The problem requires eliminating the parameters $u$ and $v$ from the given vector-valued function to find the corresponding rectangular equation for the surface. Let's analyze it step by step.

Given:

$\mathbf{r}(u, v) = u \mathbf{i} + v \mathbf{j} + \frac{v}{2} \mathbf{k}$ This can be expressed in components: $x = u, \quad y = v, \quad z = \frac{v}{2}.$

Step 1: Solve for $u$ and $v$ in terms of $x, y, z$:

From $x = u$, we directly have: $u = x.$

From $y = v$, we directly have: $v = y.$

From $z = \frac{v}{2}$, substituting $v = y$, we get: $z = \frac{y}{2}.$

Step 2: Eliminate parameters:

From $z = \frac{y}{2}$, multiply both sides by 2: $y = 2z.$

Final Equation:

The rectangular equation of the surface is: $y = 2z.$

Step 3: Identify the Surface:

The equation $y = 2z$ represents a plane in three-dimensional space.

Answer:

• Rectangular Equation: $y = 2z$
• Surface: Plane

Would you like more details on this process?
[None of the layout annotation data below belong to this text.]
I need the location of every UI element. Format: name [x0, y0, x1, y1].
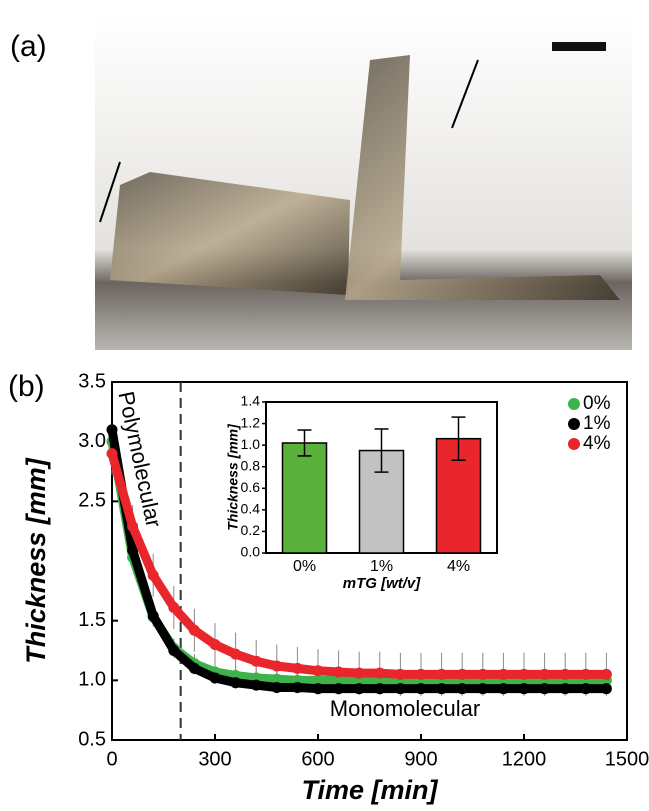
data-point	[519, 683, 530, 694]
data-point	[580, 683, 591, 694]
y-tick-label: 1.2	[241, 414, 261, 430]
data-point	[210, 639, 221, 650]
y-tick-label: 2.5	[78, 490, 106, 512]
y-tick-label: 0.2	[241, 522, 261, 538]
data-point	[395, 669, 406, 680]
x-tick-label: 1%	[370, 558, 393, 575]
data-point	[601, 669, 612, 680]
x-axis-label: mTG [wt/v]	[343, 575, 422, 592]
data-point	[189, 663, 200, 674]
data-point	[436, 669, 447, 680]
annotation: Monomolecular	[330, 696, 480, 721]
x-tick-label: 4%	[447, 558, 470, 575]
data-point	[539, 683, 550, 694]
data-point	[457, 683, 468, 694]
data-point	[148, 570, 159, 581]
data-point	[230, 677, 241, 688]
data-point	[292, 682, 303, 693]
data-point	[416, 683, 427, 694]
data-point	[560, 669, 571, 680]
legend-marker	[568, 438, 580, 450]
y-axis-label: Thickness [mm]	[21, 457, 51, 664]
x-tick-label: 300	[198, 748, 231, 770]
data-point	[498, 683, 509, 694]
data-point	[313, 683, 324, 694]
data-point	[168, 602, 179, 613]
data-point	[189, 625, 200, 636]
data-point	[477, 669, 488, 680]
legend-label: 4%	[583, 433, 611, 454]
data-point	[168, 645, 179, 656]
data-point	[519, 669, 530, 680]
data-point	[230, 649, 241, 660]
y-tick-label: 3.0	[78, 430, 106, 452]
y-tick-label: 1.4	[241, 393, 261, 409]
data-point	[416, 669, 427, 680]
y-tick-label: 3.5	[78, 370, 106, 392]
data-point	[107, 448, 118, 459]
legend-marker	[568, 398, 580, 410]
data-point	[271, 661, 282, 672]
y-tick-label: 0.6	[241, 479, 261, 495]
data-point	[271, 682, 282, 693]
data-point	[498, 669, 509, 680]
y-axis-label: Thickness [mm]	[225, 423, 241, 531]
y-tick-label: 0.0	[241, 544, 261, 560]
data-point	[374, 668, 385, 679]
figure: (a) (b) 0.5 1.0 1.5 2.5 3.0 3.5 0 300 600 900 1200…	[0, 0, 649, 811]
data-point	[210, 672, 221, 683]
y-tick-label: 0.8	[241, 457, 261, 473]
data-point	[477, 683, 488, 694]
data-point	[354, 683, 365, 694]
photo	[95, 14, 632, 350]
data-point	[436, 683, 447, 694]
data-point	[539, 669, 550, 680]
bar	[283, 443, 327, 553]
data-point	[107, 424, 118, 435]
data-point	[457, 669, 468, 680]
data-point	[333, 666, 344, 677]
x-tick-label: 1200	[502, 748, 547, 770]
data-point	[333, 683, 344, 694]
data-point	[580, 669, 591, 680]
data-point	[395, 683, 406, 694]
data-point	[251, 656, 262, 667]
panel-label: (a)	[10, 30, 47, 63]
y-tick-label: 1.0	[78, 669, 106, 691]
x-tick-label: 0%	[293, 558, 316, 575]
panel-label: (b)	[8, 370, 45, 403]
inset-chart: 0.0 0.2 0.4 0.6 0.8 1.0 1.2 1.4 0% 1% 4% mTG [wt/v]…	[225, 393, 497, 592]
data-point	[292, 663, 303, 674]
x-tick-label: 600	[301, 748, 334, 770]
y-tick-label: 1.5	[78, 609, 106, 631]
data-point	[127, 521, 138, 532]
data-point	[601, 683, 612, 694]
x-tick-label: 1500	[605, 748, 649, 770]
data-point	[354, 668, 365, 679]
data-point	[313, 665, 324, 676]
data-point	[251, 680, 262, 691]
y-tick-label: 1.0	[241, 436, 261, 452]
data-point	[560, 683, 571, 694]
data-point	[374, 683, 385, 694]
data-point	[148, 610, 159, 621]
legend-label: 1%	[583, 413, 611, 434]
y-tick-label: 0.5	[78, 728, 106, 750]
x-tick-label: 900	[404, 748, 437, 770]
x-axis-label: Time [min]	[301, 775, 438, 805]
y-tick-label: 0.4	[241, 501, 261, 517]
x-tick-label: 0	[106, 748, 117, 770]
legend-label: 0%	[583, 393, 611, 414]
legend-marker	[568, 418, 580, 430]
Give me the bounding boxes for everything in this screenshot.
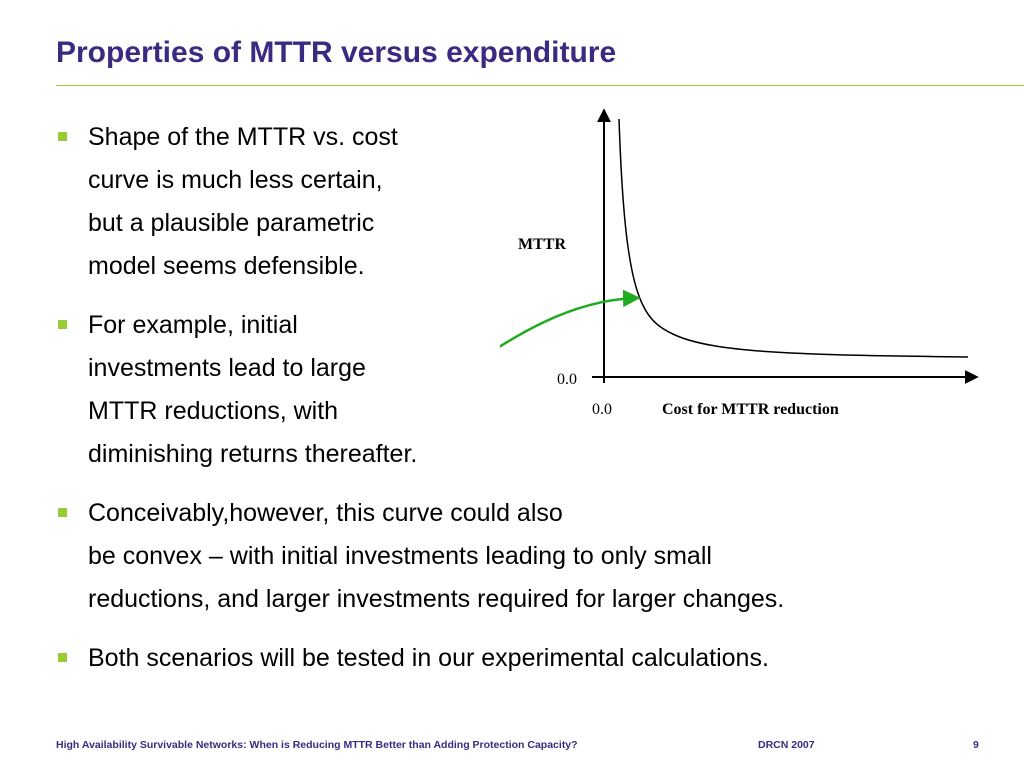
bullet-4: Both scenarios will be tested in our exp… [58,637,769,680]
bullet-line: curve is much less certain, [88,166,383,194]
bullet-marker-icon [58,132,67,141]
bullet-marker-icon [58,508,67,517]
bullet-marker-icon [58,653,67,662]
x-axis-label: Cost for MTTR reduction [662,401,839,418]
footer-page-number: 9 [973,739,979,751]
x-origin-label: 0.0 [592,401,612,418]
title-divider [56,85,1024,86]
bullet-line: model seems defensible. [88,252,365,280]
bullet-marker-icon [58,320,67,329]
bullet-line: Conceivably,however, this curve could al… [88,499,563,527]
y-axis-label: MTTR [518,236,566,253]
footer-event: DRCN 2007 [758,739,815,751]
bullet-line: diminishing returns thereafter. [88,440,418,468]
bullet-line: be convex – with initial investments lea… [88,542,712,570]
bullet-line: but a plausible parametric [88,209,375,237]
y-origin-label: 0.0 [557,371,577,388]
bullet-line: Both scenarios will be tested in our exp… [88,644,769,672]
bullet-2: For example, initial investments lead to… [58,304,418,476]
green-arrow [500,289,641,348]
footer-title: High Availability Survivable Networks: W… [56,739,578,751]
bullet-line: reductions, and larger investments requi… [88,585,785,613]
bullet-3: Conceivably,however, this curve could al… [58,492,785,621]
bullet-line: MTTR reductions, with [88,397,339,425]
bullet-1: Shape of the MTTR vs. cost curve is much… [58,116,398,288]
bullet-line: Shape of the MTTR vs. cost [88,123,398,151]
slide-title: Properties of MTTR versus expenditure [56,36,617,69]
bullet-line: For example, initial [88,311,298,339]
bullet-line: investments lead to large [88,354,366,382]
mttr-curve [618,118,969,358]
mttr-cost-chart: MTTR 0.0 0.0 Cost for MTTR reduction [500,108,979,418]
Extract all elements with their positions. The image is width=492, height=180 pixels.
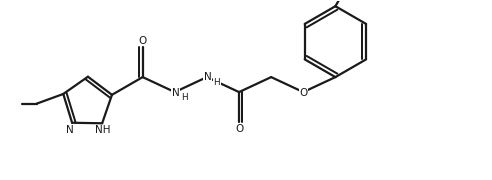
- Text: N: N: [66, 125, 74, 135]
- Text: NH: NH: [95, 125, 111, 135]
- Text: H: H: [182, 93, 188, 102]
- Text: N: N: [172, 88, 180, 98]
- Text: N: N: [204, 72, 212, 82]
- Text: H: H: [214, 78, 220, 87]
- Text: O: O: [235, 124, 243, 134]
- Text: O: O: [300, 88, 308, 98]
- Text: O: O: [139, 36, 147, 46]
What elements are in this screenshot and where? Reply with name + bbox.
Let me know!

Related Questions:

1. What are vector-valued functions, and how are they used to represent surfaces?
2. How can you distinguish between different surfaces (plane, cone, sphere, etc.) based on their equations?
3. What is the geometric interpretation of the parameter $u$ in this example?
4. How would the equation change if $z = \frac{v}{3}$ instead of $z = \frac{v}{2}$?
5. Can this method of parameter elimination be applied to more complex vector-valued functions?

Tip:

When working with vector-valued functions, remember to carefully map the parameter relationships to the coordinate axes to simplify your solution.